HITPC talks exchange of behavioral health, sensitive data
New technologies to facilitate the exchange of behavioral health data while ensuring that privacy and security protections are maintained were explored during the Health IT Policy Committee on May 6.
Data Segmentation for Privacy (DS4P), an initiative of the Office of the National Coordinator for Health IT’s Standards & Interoperability Framework, piloted technologies for enabling the disclosure of sensitive behavioral health and substance abuse data covered under 42 CFR Part 2.
Currently six pilots are underway, which include Virginia Substance Abuse and Mental Health Services Administration pilot, SAVTA pilot, Netsmart pilot, Jericho/UT pilot, Greater New Orleans Health Information Exchange pilot and Teradact pilot, according to Deven McGraw, chair of the Certification & Adoption Workgroup who also serves as director of the health privacy project at the Center for Democracy & Technology.

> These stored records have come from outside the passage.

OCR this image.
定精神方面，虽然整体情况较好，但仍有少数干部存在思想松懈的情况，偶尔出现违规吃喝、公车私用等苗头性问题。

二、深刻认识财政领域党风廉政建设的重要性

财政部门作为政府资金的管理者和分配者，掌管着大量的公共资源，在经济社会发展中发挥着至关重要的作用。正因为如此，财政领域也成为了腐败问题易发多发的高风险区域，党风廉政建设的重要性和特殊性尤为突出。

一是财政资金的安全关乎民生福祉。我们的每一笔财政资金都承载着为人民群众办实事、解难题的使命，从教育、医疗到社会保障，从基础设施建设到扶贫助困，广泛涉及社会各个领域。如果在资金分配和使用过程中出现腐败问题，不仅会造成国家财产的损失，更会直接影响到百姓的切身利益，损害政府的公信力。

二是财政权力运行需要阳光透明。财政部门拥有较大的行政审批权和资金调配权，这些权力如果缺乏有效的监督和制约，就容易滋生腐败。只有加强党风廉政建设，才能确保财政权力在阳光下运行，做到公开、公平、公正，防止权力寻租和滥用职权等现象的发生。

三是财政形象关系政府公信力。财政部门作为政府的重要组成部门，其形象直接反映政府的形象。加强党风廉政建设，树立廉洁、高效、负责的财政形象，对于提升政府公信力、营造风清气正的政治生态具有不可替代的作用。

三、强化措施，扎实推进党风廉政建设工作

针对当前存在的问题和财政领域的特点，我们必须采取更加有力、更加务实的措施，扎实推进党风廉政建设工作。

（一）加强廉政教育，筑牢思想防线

“We sought to understand more about these pilots and actual implementation of DS4P, as well as an understanding of how Part 2 data is handled today by providers and some HIEs,” McGraw said at the meeting,
In the paper world, clinicians would manually redact sensitive data that a patient does not want disclosed. Electronically, exchange still begins with patient consent to authorize the sharing of behavioral health or other sensitive information. Using DS4P technology, a Consolidated Clinical Document Architecture (CCDA) or data element is tagged as coming from a behavioral health provider with an indication that the document is restricted and cannot be re-disclosed without further authorization of the patient, explained McGraw.
A recipient can view the restricted CCDA, or data element, but the technology prevents it from being automatically passed, consumed and interdigitated into the EHR.
Implementation to date has largely been “all in” or “all out” with respect to disclosure of information from behavioral health providers and programs, McGraw reported. She said granularity with respect to information shared by a behavioral health provider might be achieved by omitting information from the CCDA, but that raises the “Swiss cheese” problem when providers don’t know data are missing.
While the "view only" mode to access sensitive data is not ideal, it is better than nothing. “DS4P is not a perfect solution,” she said, but added, “docs appreciate the ability to have this data in advance so they can prepare. It enables them to share electronically in ways not possible before.”
The next steps for technology companies working on this include:
- Enabling query of behavioral health providers (transmittal of authorization)
- Enabling decision support without risking unauthorized re-disclosure
- Parsing
The question remains whether certification of both behavioral health EHRs and provider EHRs for the DS4P technical capacity be mandatory for certified EHR technology. McGraw said some other gray areas needing clarification include whether providers who confirm something in the protected records with a patient can add it to the EHR, such as medications.
The workgroup is scheduled to propose recommendations in June to determine whether this technology has been adequately piloted and ought to be in EHRs, and how it fits into Meaningful Use compliance.